Thirty years ago, the "old heads" on the railroad would pass down their rail knowledge to the new kids being hired. Over the past several years, the railroads have been hiring. However, with a change to crew consists, the new hires are going right from the classrooms to the field, alone. The new hires don't have the "old heads" available to mentor them in the ways of railroading, and specifically, the adversarial roles that arise between management and labor with regard to injuries. New hires are vulnerable.
I have noted some important information every new hire needs to know if injured:
RAILROAD'S VIEW OF AN INJURY
It appears to me that the railroads have always viewed railroaders' work injuries with suspicion and distrust. However, in recent years, the carriers often show outright hostility toward the injured railroad worker. And although disciplinary investigations following an injury were never uncommon, they are now almost mandated by company policy.
The railroad takes the approach that the best defense to a FELA - Federal Employers' Liability Act claim is to manipulate the evidence to demonstrate that the employee himself is the sole cause of his work injury. Moveover, the employee should be punished for affecting the railroad's safety record with the Federal Railroad Administration (FRA), the Harriman Award Committee, or the officials' bonus program.
Because of this, the disciplinary process, from the investigation through an appeal, is an integral part of everything that happens after a work injury occurs. This is why you need to know what to do before you're in that situation.

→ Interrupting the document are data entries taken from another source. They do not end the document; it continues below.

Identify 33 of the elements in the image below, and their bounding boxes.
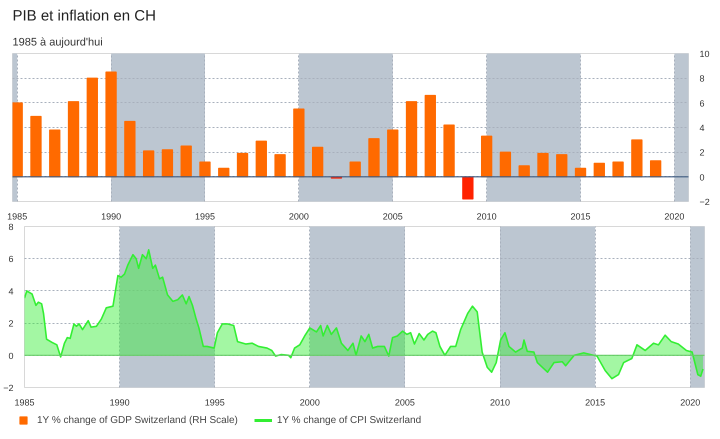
x-tick-label: 1990 [101, 212, 122, 222]
y2-tick-label: 2 [700, 148, 705, 158]
y-tick-label: 4 [8, 286, 14, 296]
x-tick-label: 1985 [7, 212, 28, 222]
y-tick-label: 0 [8, 350, 14, 361]
chart-subtitle: 1985 à aujourd'hui [12, 36, 103, 48]
x-tick-label: 2010 [490, 398, 510, 408]
x-tick-label: 2015 [570, 212, 591, 222]
y2-tick-label: 0 [700, 172, 705, 182]
legend-label: 1Y % change of GDP Switzerland (RH Scale) [37, 414, 238, 426]
y-tick-label: 8 [8, 222, 14, 232]
legend-label: 1Y % change of CPI Switzerland [276, 414, 422, 426]
x-tick-label: 1995 [194, 212, 215, 222]
y2-tick-label: 8 [700, 74, 705, 84]
x-tick-label: 1985 [14, 398, 35, 408]
x-tick-label: 2020 [680, 398, 700, 408]
y-tick-label: 6 [8, 254, 14, 264]
x-tick-label: 2015 [585, 398, 606, 408]
y2-tick-label: 6 [700, 98, 705, 108]
x-tick-label: 2005 [394, 398, 415, 408]
x-tick-label: 2005 [382, 212, 403, 222]
y-tick-label: −2 [3, 383, 14, 393]
chart-title: PIB et inflation en CH [12, 8, 156, 24]
y-tick-label: 2 [8, 318, 14, 329]
x-tick-label: 2010 [476, 212, 497, 222]
y2-tick-label: 4 [700, 123, 705, 133]
x-tick-label: 2000 [288, 212, 309, 222]
y2-tick-label: 10 [700, 49, 710, 59]
x-tick-label: 1990 [110, 398, 130, 408]
y2-tick-label: −2 [700, 197, 710, 207]
x-tick-label: 2000 [300, 398, 320, 408]
x-tick-label: 1995 [204, 398, 225, 408]
x-tick-label: 2020 [664, 212, 684, 222]
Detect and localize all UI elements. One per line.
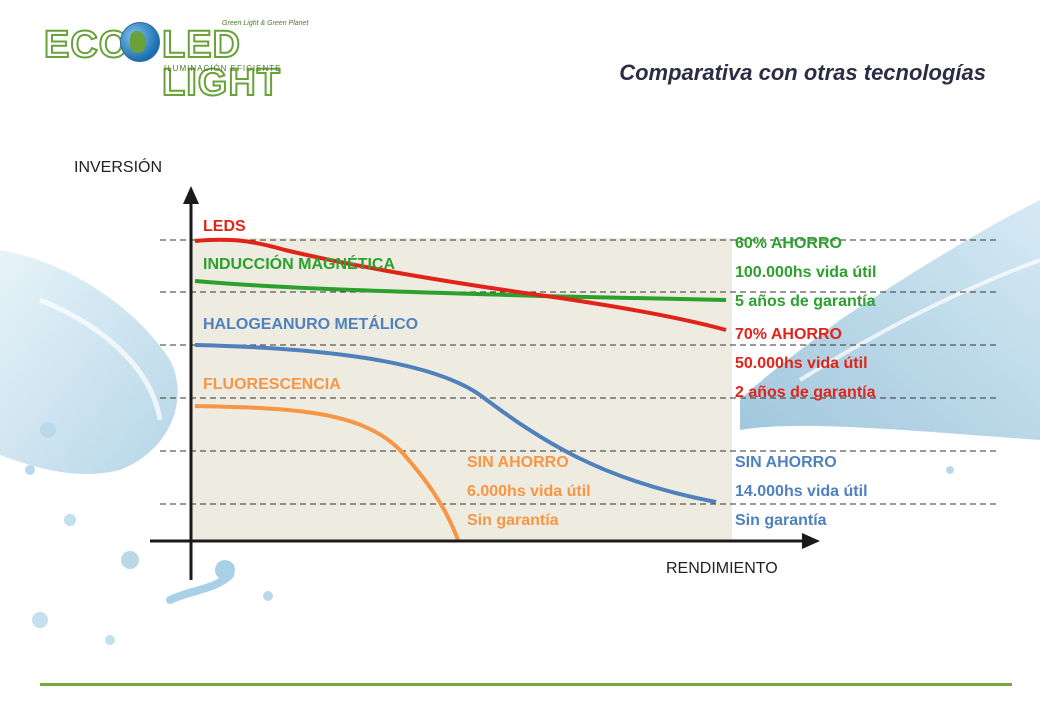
annotation-fluorescencia-vida: 6.000hs vida útil (467, 483, 591, 500)
page-title: Comparativa con otras tecnologías (619, 60, 986, 85)
annotation-leds-ahorro: 70% AHORRO (735, 326, 842, 343)
annotation-fluorescencia-ahorro: SIN AHORRO (467, 454, 569, 471)
y-axis-arrowhead (183, 186, 199, 204)
globe-icon (120, 22, 160, 62)
annotation-induccion-garantia: 5 años de garantía (735, 293, 876, 310)
annotation-halogeno-garantia: Sin garantía (735, 512, 827, 529)
annotation-halogeno-vida: 14.000hs vida útil (735, 483, 868, 500)
logo-text-led-light: LED LIGHT (161, 24, 281, 104)
curve-label-induccion: INDUCCIÓN MAGNÉTICA (203, 256, 395, 273)
y-axis-label: INVERSIÓN (74, 159, 163, 176)
logo-text-eco: ECO (43, 24, 130, 66)
curve-induccion (194, 279, 727, 302)
x-axis-label: RENDIMIENTO (666, 560, 778, 577)
annotation-induccion-ahorro: 60% AHORRO (735, 235, 842, 252)
annotation-halogeno-ahorro: SIN AHORRO (735, 454, 837, 471)
annotation-leds-garantia: 2 años de garantía (735, 384, 876, 401)
curve-label-leds: LEDS (203, 218, 246, 235)
curve-leds (194, 237, 727, 332)
curve-label-halogeno: HALOGEANURO METÁLICO (203, 316, 419, 333)
annotation-leds-vida: 50.000hs vida útil (735, 355, 868, 372)
dashed-gridlines (160, 239, 1000, 505)
eco-led-light-logo: ECO LED LIGHT Green Light & Green Planet… (43, 20, 344, 103)
annotation-induccion-vida: 100.000hs vida útil (735, 264, 877, 281)
x-axis-arrowhead (802, 533, 820, 549)
curve-halogeno (194, 343, 717, 504)
logo-subtitle: ILUMINACIÓN EFICIENTE (164, 64, 282, 73)
logo-tagline: Green Light & Green Planet (222, 20, 309, 27)
footer-divider (40, 683, 1012, 686)
curve-fluorescencia (194, 404, 460, 541)
annotation-fluorescencia-garantia: Sin garantía (467, 512, 559, 529)
curve-label-fluorescencia: FLUORESCENCIA (203, 376, 341, 393)
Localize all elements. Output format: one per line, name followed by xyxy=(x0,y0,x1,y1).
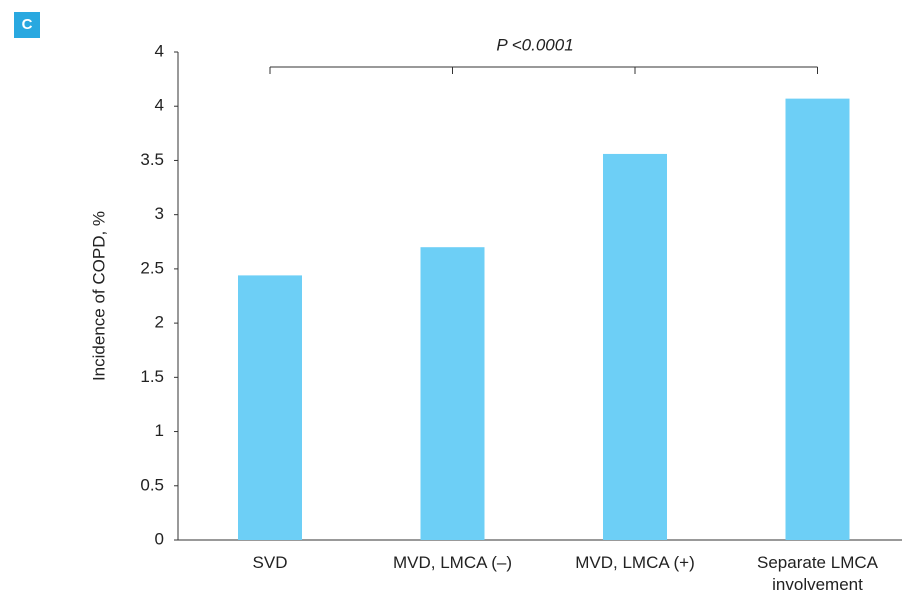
x-tick-label: MVD, LMCA (+) xyxy=(575,553,695,572)
x-tick-label: SVD xyxy=(252,553,288,572)
y-tick-label: 2 xyxy=(155,313,164,332)
y-tick-label: 0.5 xyxy=(140,475,164,494)
bar xyxy=(603,153,667,540)
y-tick-label: 1.5 xyxy=(140,367,164,386)
y-tick-label: 4 xyxy=(155,41,164,60)
y-tick-label: 1 xyxy=(155,421,164,440)
panel-label: C xyxy=(14,12,40,38)
y-tick-label: 4 xyxy=(155,96,164,115)
y-tick-label: 0 xyxy=(155,529,164,548)
bar xyxy=(238,275,302,540)
bar xyxy=(785,98,850,541)
y-axis-label: Incidence of COPD, % xyxy=(89,211,108,381)
y-tick-label: 3.5 xyxy=(140,150,164,169)
y-tick-label: 3 xyxy=(155,204,164,223)
bar xyxy=(420,247,485,540)
annotation: P <0.0001 xyxy=(496,35,573,54)
y-tick-label: 2.5 xyxy=(140,258,164,277)
x-tick-label: MVD, LMCA (–) xyxy=(392,553,513,572)
x-tick-label: Separate LMCA involvement xyxy=(757,553,878,594)
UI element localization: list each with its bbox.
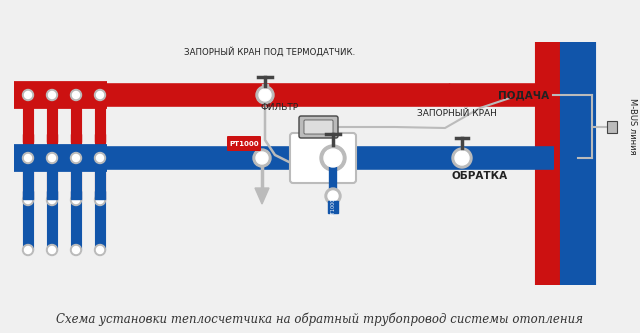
Circle shape [455,151,469,165]
FancyBboxPatch shape [304,120,333,134]
Circle shape [97,196,104,203]
Circle shape [47,153,58,164]
Bar [71,191,81,199]
Bar [607,121,617,133]
FancyBboxPatch shape [227,136,261,151]
Circle shape [24,196,31,203]
Circle shape [47,90,58,101]
Circle shape [22,90,33,101]
Circle shape [256,152,268,164]
Circle shape [95,90,106,101]
Circle shape [95,244,106,255]
Circle shape [22,153,33,164]
Circle shape [24,92,31,99]
Text: Схема установки теплосчетчика на обратный трубопровод системы отопления: Схема установки теплосчетчика на обратны… [56,312,584,326]
Circle shape [328,191,338,201]
Bar [47,191,57,199]
Circle shape [97,155,104,162]
Text: ФИЛЬТР: ФИЛЬТР [261,104,299,113]
Circle shape [70,194,81,205]
Circle shape [72,92,79,99]
Circle shape [320,145,346,171]
Circle shape [47,244,58,255]
Circle shape [72,155,79,162]
Bar [47,134,57,142]
Circle shape [95,153,106,164]
Circle shape [256,86,274,104]
Circle shape [70,244,81,255]
Circle shape [325,188,341,204]
Circle shape [253,149,271,167]
Bar [23,191,33,199]
Bar [23,134,33,142]
Text: ПОДАЧА: ПОДАЧА [498,90,549,100]
Circle shape [49,155,56,162]
FancyArrow shape [430,84,490,106]
Circle shape [24,246,31,253]
Text: PT1000: PT1000 [229,141,259,147]
Circle shape [452,148,472,168]
Circle shape [22,194,33,205]
Circle shape [49,196,56,203]
Text: M-BUS линия: M-BUS линия [627,98,637,155]
Circle shape [72,246,79,253]
Bar [262,84,268,87]
Circle shape [70,90,81,101]
Circle shape [47,194,58,205]
Text: ЗАПОРНЫЙ КРАН ПОД ТЕРМОДАТЧИК.: ЗАПОРНЫЙ КРАН ПОД ТЕРМОДАТЧИК. [184,47,356,57]
Polygon shape [255,188,269,204]
Circle shape [97,246,104,253]
Text: ЗАПОРНЫЙ КРАН: ЗАПОРНЫЙ КРАН [417,109,497,118]
Text: PT1000: PT1000 [330,198,335,216]
Bar [328,201,338,213]
Circle shape [324,149,342,167]
Circle shape [22,244,33,255]
Circle shape [95,194,106,205]
Text: ОБРАТКА: ОБРАТКА [452,171,508,181]
Bar [95,191,105,199]
FancyBboxPatch shape [299,116,338,138]
Circle shape [97,92,104,99]
FancyArrow shape [393,148,445,168]
Circle shape [259,89,271,101]
Circle shape [72,196,79,203]
Circle shape [24,155,31,162]
Circle shape [49,92,56,99]
Bar [71,134,81,142]
Bar [95,134,105,142]
Circle shape [49,246,56,253]
Circle shape [70,153,81,164]
FancyBboxPatch shape [290,133,356,183]
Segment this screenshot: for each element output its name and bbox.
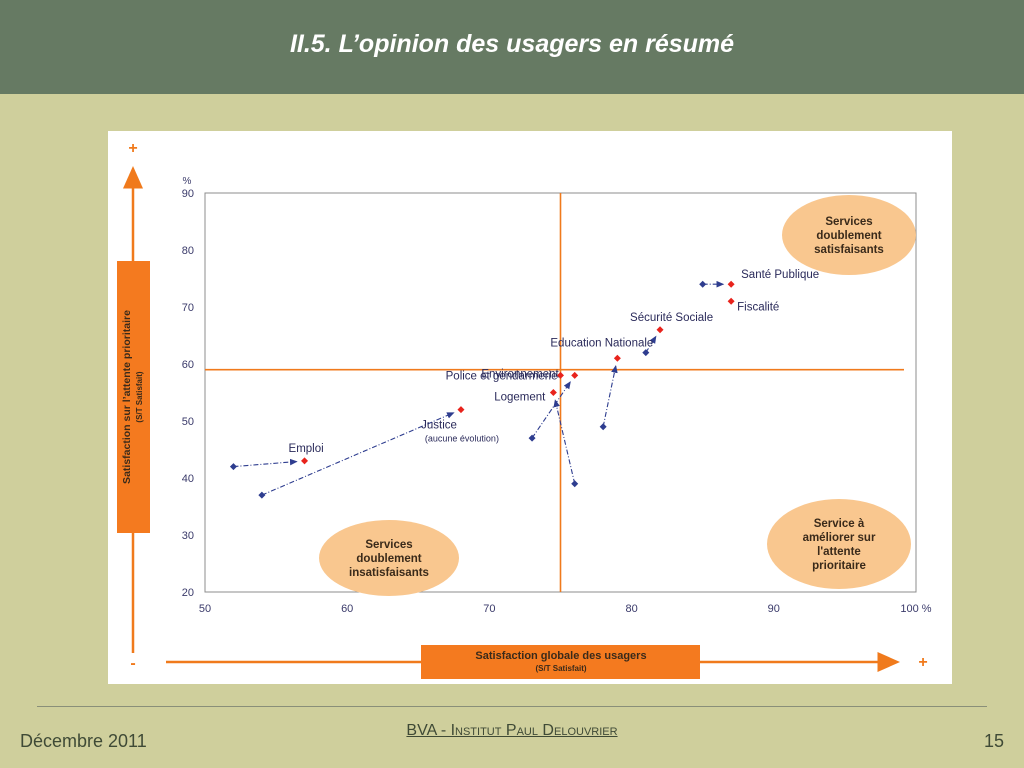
previous-point xyxy=(258,491,266,499)
y-axis-label: Satisfaction sur l’attente prioritaire xyxy=(121,310,133,484)
trend-arrow xyxy=(261,412,455,496)
point-label: Justice xyxy=(421,420,457,432)
slide-title: II.5. L’opinion des usagers en résumé xyxy=(289,30,735,58)
footer-institution: BVA - Institut Paul Delouvrier xyxy=(406,722,618,739)
trend-arrow xyxy=(645,335,657,353)
x-tick-label: 70 xyxy=(483,603,495,615)
quadrant-label-top-right: Services xyxy=(825,216,872,228)
x-axis-plus: + xyxy=(918,654,927,671)
quadrant-label-bottom-right: Service à xyxy=(814,518,865,530)
quadrant-bottom-right-bubble xyxy=(767,499,911,589)
y-axis-unit: % xyxy=(183,176,192,187)
point-label: Fiscalité xyxy=(737,301,779,313)
point-label: Education Nationale xyxy=(550,337,653,349)
quadrant-label-top-right: doublement xyxy=(816,230,881,242)
x-axis-sublabel: (S/T Satisfait) xyxy=(535,664,586,673)
previous-point xyxy=(528,434,536,442)
previous-point xyxy=(229,463,237,471)
y-tick-label: 50 xyxy=(182,416,194,428)
x-tick-label: 60 xyxy=(341,603,353,615)
point-label: Logement xyxy=(494,392,546,404)
point-label: Emploi xyxy=(289,443,324,455)
previous-point xyxy=(642,349,650,357)
x-axis-label: Satisfaction globale des usagers xyxy=(475,650,646,662)
point-label: Environnement xyxy=(481,368,559,380)
quadrant-label-top-right: satisfaisants xyxy=(814,244,884,256)
current-point xyxy=(656,326,664,334)
title-bar xyxy=(0,0,1024,94)
y-tick-label: 20 xyxy=(182,587,194,599)
current-point xyxy=(457,406,465,414)
page-number: 15 xyxy=(983,731,1004,751)
trend-arrow xyxy=(233,458,298,468)
point-label: Santé Publique xyxy=(741,269,819,281)
previous-point xyxy=(599,423,607,431)
y-tick-label: 90 xyxy=(182,188,194,200)
point-label: Police et gendarmerie xyxy=(446,370,558,382)
x-tick-label: 50 xyxy=(199,603,211,615)
point-sublabel: (aucune évolution) xyxy=(425,434,499,444)
quadrant-top-right-bubble xyxy=(782,195,916,275)
y-tick-label: 70 xyxy=(182,302,194,314)
quadrant-bottom-left-bubble xyxy=(319,520,459,596)
x-tick-label: 90 xyxy=(768,603,780,615)
footer-date: Décembre 2011 xyxy=(20,731,147,751)
current-point xyxy=(549,389,557,396)
y-axis-plus: + xyxy=(128,140,137,157)
y-tick-label: 40 xyxy=(182,473,194,485)
x-axis-label-box xyxy=(421,645,700,679)
trend-arrow xyxy=(531,381,571,439)
current-point xyxy=(571,371,579,379)
quadrant-label-bottom-right: l'attente xyxy=(817,546,861,558)
chart-panel: + - Satisfaction sur l’attente prioritai… xyxy=(108,131,952,684)
quadrant-label-bottom-left: doublement xyxy=(356,553,421,565)
current-point xyxy=(727,280,735,288)
current-point xyxy=(727,297,735,305)
quadrant-label-bottom-right: améliorer sur xyxy=(803,532,876,544)
footer-divider xyxy=(37,706,987,707)
trend-arrow xyxy=(553,399,576,484)
y-tick-label: 30 xyxy=(182,530,194,542)
previous-point xyxy=(699,280,707,288)
y-axis-label-box xyxy=(117,261,150,533)
x-tick-label: 100 % xyxy=(900,603,931,615)
current-point xyxy=(557,371,564,379)
current-point xyxy=(613,354,621,362)
y-tick-label: 60 xyxy=(182,359,194,371)
previous-point xyxy=(571,480,579,488)
trend-arrow xyxy=(602,365,618,427)
scatter-chart: + - Satisfaction sur l’attente prioritai… xyxy=(117,140,932,679)
quadrant-label-bottom-right: prioritaire xyxy=(812,560,866,572)
x-tick-label: 80 xyxy=(625,603,637,615)
quadrant-label-bottom-left: Services xyxy=(365,539,412,551)
current-point xyxy=(301,457,309,465)
y-tick-label: 80 xyxy=(182,245,194,257)
point-label: Sécurité Sociale xyxy=(630,312,713,324)
quadrant-label-bottom-left: insatisfaisants xyxy=(349,567,429,579)
y-axis-sublabel: (S/T Satisfait) xyxy=(135,371,144,422)
y-axis-minus: - xyxy=(130,655,135,672)
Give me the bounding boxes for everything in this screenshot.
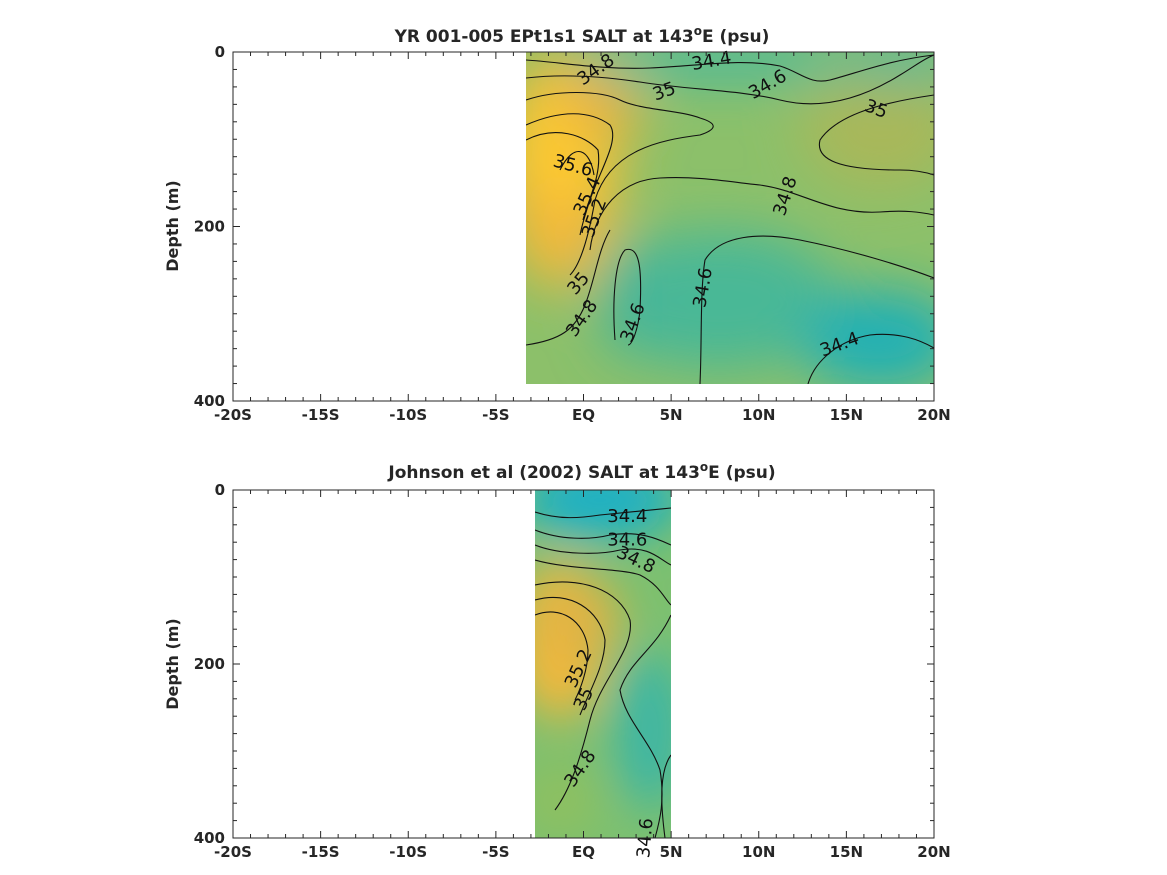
- y-ticks: 0 200 400: [194, 481, 934, 847]
- y-tick-label: 200: [194, 218, 225, 236]
- x-tick-label: 15N: [830, 406, 863, 424]
- contour-label: 34.6: [607, 530, 647, 551]
- contour-label: 34.4: [607, 506, 647, 527]
- x-ticks: -20S -15S -10S -5S EQ 5N 10N 15N 20N: [214, 52, 951, 424]
- x-ticks: -20S -15S -10S -5S EQ 5N 10N 15N 20N: [214, 490, 951, 861]
- x-tick-label: -5S: [482, 843, 509, 861]
- x-tick-label: 5N: [660, 406, 683, 424]
- panel-model: YR 001-005 EPt1s1 SALT at 143oE (psu): [163, 24, 951, 424]
- x-tick-label: 10N: [742, 406, 775, 424]
- y-tick-label: 200: [194, 655, 225, 673]
- x-tick-label: -20S: [214, 406, 252, 424]
- x-tick-label: -15S: [302, 406, 340, 424]
- x-tick-label: EQ: [572, 406, 595, 424]
- y-tick-label: 400: [194, 829, 225, 847]
- x-tick-label: 20N: [917, 406, 950, 424]
- salinity-field: [526, 52, 934, 384]
- x-tick-label: 20N: [917, 843, 950, 861]
- salinity-field: [535, 490, 671, 838]
- y-tick-label: 400: [194, 392, 225, 410]
- x-tick-label: EQ: [572, 843, 595, 861]
- panel-observed: Johnson et al (2002) SALT at 143oE (psu): [163, 460, 951, 861]
- contour-lines: [535, 507, 671, 838]
- y-tick-label: 0: [215, 481, 225, 499]
- chart-title: YR 001-005 EPt1s1 SALT at 143oE (psu): [394, 24, 770, 47]
- x-tick-label: -20S: [214, 843, 252, 861]
- y-tick-label: 0: [215, 43, 225, 61]
- y-axis-label: Depth (m): [163, 618, 182, 710]
- x-tick-label: 15N: [830, 843, 863, 861]
- x-tick-label: -15S: [302, 843, 340, 861]
- x-tick-label: 10N: [742, 843, 775, 861]
- x-tick-label: -5S: [482, 406, 509, 424]
- chart-title: Johnson et al (2002) SALT at 143oE (psu): [387, 460, 775, 483]
- y-ticks: 0 200 400: [194, 43, 934, 410]
- y-axis-label: Depth (m): [163, 180, 182, 272]
- contour-lines: [526, 54, 934, 384]
- x-tick-label: -10S: [389, 843, 427, 861]
- x-tick-label: -10S: [389, 406, 427, 424]
- x-tick-label: 5N: [660, 843, 683, 861]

AN INJURED RAILROAD EMPLOYEE'S STATEMENT
The carrier starts with an attempt to get the employee himself to admit that he screwed up and because he did, was injured. The carrier often surrounds the injured employee with multiple supervisors and claims personnel who then cross-examine the injured employee hoping to get him to say something self-incriminating or inconsistent with what he told someone else (See Hoey & Farina's DVD – "Don't Get Railroaded".) The carrier officials know that you are in pain and concerned about your medical care. You are thinking about your future on the railroad and most certainly your concentration is diminished or non-existent. In other words, you are vulnerable and the railroad is positioned to take full advantage. Later, when Hoey & Farina, your train accident attorneys, become involved and start to negotiate with the claim or law department, your statement to the claim agent and testimony at the formal investigation are used to show that you admitted responsibility according to the railroad. Your claim's value can be greatly reduced or eliminated altogether.
BE ACTIVE IN YOUR RAILROAD UNION
Numerous times I have talked with an injured railroader who said he didn't know which union local he belonged to. He never asked anyone in his railroad union for help and he spent the past year trying to work in good faith with the railroad's claim agent. However, in doing so, he had no one to advise him of his rights and had handled so many things wrong that he would likely never get his railroad job back and never recover financially from his work injury.
Do you know what local, lodge or division you belong to? Do you know who your railroad union officers are? -- Get involved in your railroad union, get to know your officers and keep yourself informed.
While the railroad has the right to find out what caused your work injury, you have to be able to convey to the railroad what happened - briefly and effectively. Although the FELA law does not give you the right to have your railroad union officer present at this preliminary interview, before the railroad sends you its charge letter and sets a date for your investigation, your railroad union can be protecting your job.
As soon as you are injured at work, Hoey & Farina will contact your railroad union officer if you want us to do so. He can start getting involved by notifying your family if you haven't been able to, helping you fill out the injury report, meeting your family at the hospital if your injuries are serious or life threatening and keeping carrier officers from disturbing you. Your railroad union officer has certain degrees of protection from carrier interference when in the performance of the duties of his elected office. One of the most important of these is the right to recommend counsel like Hoey & Farina, experienced in FELA litigation claims and who can provide valuable information and skilled representation to injured union members.
Your railroad union officer will represent you with regards to any investigation concerning the work injury. Your railroad union officer may even able to postpone the investigation to give you time to heal. Don't sign a waiver of investigation without talking to your railroad union officer or our office! These waivers usually contain language that constitutes an admission that you violated a rule or that your conduct caused your own injury. Leniency reinstatements also may contain this language. If you sign a discipline waiver, you may be signing away everything – your chance at getting your job back and your chance at recovering financially in a claim or lawsuit. Everything!
Hoey & Farina is always available to assist your railroad union officer in analyzing the effect a waiver could have on your job and your FELA claim. We are available to advise and counsel your railroad union officer at no cost or obligation to you or your railroad union officer in the procedures of an investigation conducted under the Railway Labor Act. And, although Hoey & Farina cannot actually participate in the investigation, we can make suggestions to your railroad union officer as to how to create an effective record for appeal.
Being a part of a railroad union is being a part of a brotherhood – a brotherhood where fellow members, including your union officers, are watching out for you. Even if carrier availability policies and work requirements prevent you from attending your railroad union meetings, your union officers can forward information on to you or direct you to good information – like that found in these Straight Track articles. Information and knowledge is a powerful tool in protecting the rights of injured railroaders.